Pengalokasian PCO dalam hal ini telah disetujui oleh pemerintah dalam
Pasal III Lampiran C dari Kontrak Bagi Hasil Blok B South Natuna antara
Pertamina dan BUT Conoco Indonesia Inc yang ditandatangani pada tanggal
3 Agustus 1990 dan telah disetujui oleh Mentri Energi dan Pertambangan
pada tanggal 15 Januari 1999 (selanjutnya disebut Kontrak Bagi Hasil)

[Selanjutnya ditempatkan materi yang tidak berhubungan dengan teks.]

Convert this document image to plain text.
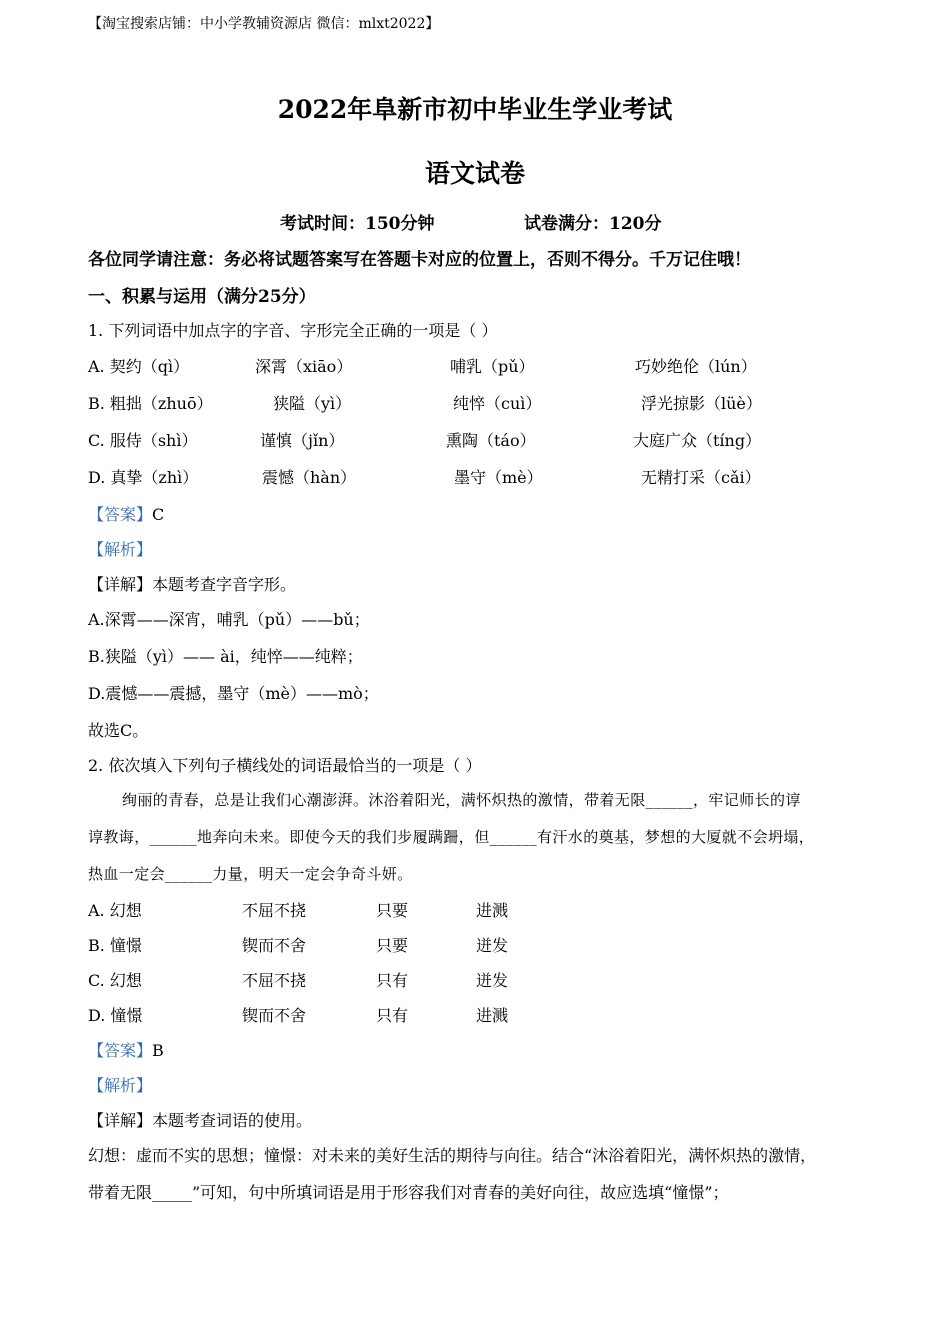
【淘宝搜索店铺：中小学教辅资源店 微信：mlxt2022】
2022年阜新市初中毕业生学业考试
语文试卷
考试时间：150分钟	试卷满分：120分
各位同学请注意：务必将试题答案写在答题卡对应的位置上，否则不得分。千万记住哦！
一、积累与运用（满分25分）
1. 下列词语中加点字的字音、字形完全正确的一项是（ ）
A. 契约（qì）	深霄（xiāo）	哺乳（pǔ）	巧妙绝伦（lún）
B. 粗拙（zhuō）	狭隘（yì）	纯悴（cuì）	浮光掠影（lüè）
C. 服侍（shì）	谨慎（jǐn）	熏陶（táo）	大庭广众（tíng）
D. 真挚（zhì）	震憾（hàn）	墨守（mè）	无精打采（cǎi）
【答案】C
【解析】
【详解】本题考查字音字形。
A.深霄——深宵，哺乳（pǔ）——bǔ；
B.狭隘（yì）—— ài，纯悴——纯粹；
D.震憾——震撼，墨守（mè）——mò；
故选C。
2. 依次填入下列句子横线处的词语最恰当的一项是（ ）
绚丽的青春，总是让我们心潮澎湃。沐浴着阳光，满怀炽热的激情，带着无限______，牢记师长的谆
谆教诲，______地奔向未来。即使今天的我们步履蹒跚，但______有汗水的奠基，梦想的大厦就不会坍塌，
热血一定会______力量，明天一定会争奇斗妍。
A. 幻想	不屈不挠	只要	进溅
B. 憧憬	锲而不舍	只要	迸发
C. 幻想	不屈不挠	只有	迸发
D. 憧憬	锲而不舍	只有	进溅
【答案】B
【解析】
【详解】本题考查词语的使用。
幻想：虚而不实的思想；憧憬：对未来的美好生活的期待与向往。结合“沐浴着阳光，满怀炽热的激情，
带着无限_____”可知，句中所填词语是用于形容我们对青春的美好向往，故应选填“憧憬”；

sebagaimana dikutip dibawah ini.
“2. Alokasi Biaya Overhead
Biaya umum dan biaya administrasi, selain biaya-biaya langsung, yang
dapat dialokasikan untuk operasi ini harus ditentukan oleh suatu kajian
mendetil, dan metode yang ditentukan oleh kajian tersebut harus
diterapkan pada masing-masing tahun secara konsisten. Metode yang
dipilih harus disetujui oleh PERTAMINA, dan persetujuan tersebut dapat
dikaji-ulang secara berkala oleh PERTAMINA dan KONTRAKTOR.

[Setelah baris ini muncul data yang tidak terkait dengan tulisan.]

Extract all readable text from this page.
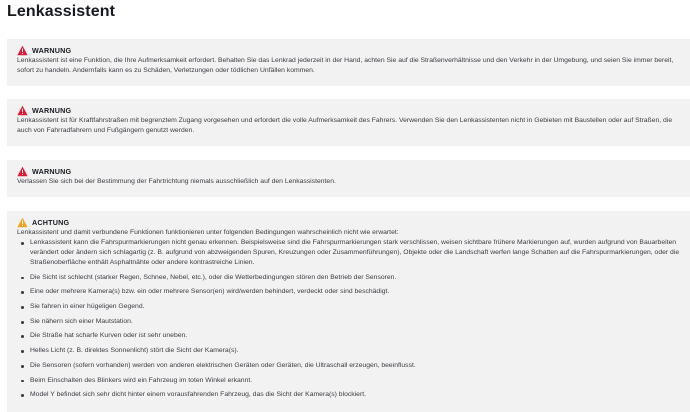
Lenkassistent
WARNUNG
Lenkassistent ist eine Funktion, die Ihre Aufmerksamkeit erfordert. Behalten Sie das Lenkrad jederzeit in der Hand, achten Sie auf die Straßenverhältnisse und den Verkehr in der Umgebung, und seien Sie immer bereit, sofort zu handeln. Andernfalls kann es zu Schäden, Verletzungen oder tödlichen Unfällen kommen.
WARNUNG
Lenkassistent ist für Kraftfahrstraßen mit begrenztem Zugang vorgesehen und erfordert die volle Aufmerksamkeit des Fahrers. Verwenden Sie den Lenkassistenten nicht in Gebieten mit Baustellen oder auf Straßen, die auch von Fahrradfahrern und Fußgängern genutzt werden.
WARNUNG
Verlassen Sie sich bei der Bestimmung der Fahrtrichtung niemals ausschließlich auf den Lenkassistenten.
ACHTUNG
Lenkassistent und damit verbundene Funktionen funktionieren unter folgenden Bedingungen wahrscheinlich nicht wie erwartet:
Lenkassistent kann die Fahrspurmarkierungen nicht genau erkennen. Beispielsweise sind die Fahrspurmarkierungen stark verschlissen, weisen sichtbare frühere Markierungen auf, wurden aufgrund von Bauarbeiten verändert oder ändern sich schlagartig (z. B. aufgrund von abzweigenden Spuren, Kreuzungen oder Zusammenführungen), Objekte oder die Landschaft werfen lange Schatten auf die Fahrspurmarkierungen, oder die Straßenoberfläche enthält Asphaltnähte oder andere kontrastreiche Linien.
Die Sicht ist schlecht (starker Regen, Schnee, Nebel, etc.), oder die Wetterbedingungen stören den Betrieb der Sensoren.
Eine oder mehrere Kamera(s) bzw. ein oder mehrere Sensor(en) wird/werden behindert, verdeckt oder sind beschädigt.
Sie fahren in einer hügeligen Gegend.
Sie nähern sich einer Mautstation.
Die Straße hat scharfe Kurven oder ist sehr uneben.
Helles Licht (z. B. direktes Sonnenlicht) stört die Sicht der Kamera(s).
Die Sensoren (sofern vorhanden) werden von anderen elektrischen Geräten oder Geräten, die Ultraschall erzeugen, beeinflusst.
Beim Einschalten des Blinkers wird ein Fahrzeug im toten Winkel erkannt.
Model Y befindet sich sehr dicht hinter einem vorausfahrenden Fahrzeug, das die Sicht der Kamera(s) blockiert.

Pemohon PK (dahulu Pemohon Banding) melihat ketentuan yang ada dalam
Kontrak Bagi Hasil telah sejalan dengan ketentuan Pasal 5 (3) point a
UU PPh sebagaimana yang dikutip dibawah ini “Pasal 5 (3)
point a
Dalam menentukan besarnya laba suatu bentuk usaha tetap:
- Biaya administrasi kantor pusat yang diperbolehkan
untuk
dibebankan adalah biaya yang berkaitan dengan usaha atau kegiatan
bentuk usaha tetap, yang besarannya ditetapkan oleh Direktur Jendral
Pajak
- …
- …
Penjelasan Pasal 5 (3) point a
Biaya-biaya administrasi yang dikeluarkan oleh kantor pusat sepanjang
digunakan untuk menunjang usaha atau kegiatan bentuk usaha tetap di
Indonesia, boleh dikurangkan dari penghasilan bentuk usaha tetap
tersebut. Jenis serta besarnya biaya yang boleh dikurangkan tersebut
ditetapkan oleh Direktur Jendral Pajak.
Dalam Surat Direktur Pertamina No. 947/C.0000/81 kepada Direktur
Jenderal Pengawasan Keuangan Negara tertanggal 5 Juni 1981 perihal Home
Office Overhead dalam PSC disebutkan.
“… di dalam penerapan Management Control sesuai
dengan
ketentuanketentuan PSC, serta berdasarkan hasil studi overhead yang
telah kami lakukan, maka batas maksimal overhead 2% dari Total
Expenditure merupakan kewajaran”.
Berdasarkan hal di atas, dapat dipahami bahwa alokasi PCO kontraktor
PSC yang dapat sebesar maksimal 2% dari Total Expenditure BUT/PSC
tersebut hanya merupakan mekanisme pencatatan alokasi biaya untuk
keperluan Management Control/Accounting.
Oleh karenanya jelas bahwa alokasi PCO tersebut bukanlah merupakan
penghasilan yang dibayarkan sehubungan dengan pemberian jasa oleh
kantor pusat.
Sesuai ketentuan Pasal 26 ayat (1) UU PPh dikutip di atas, alokasi PCO
tidak termasuk dalam salah satu kategori obyek PPh Pasal 26.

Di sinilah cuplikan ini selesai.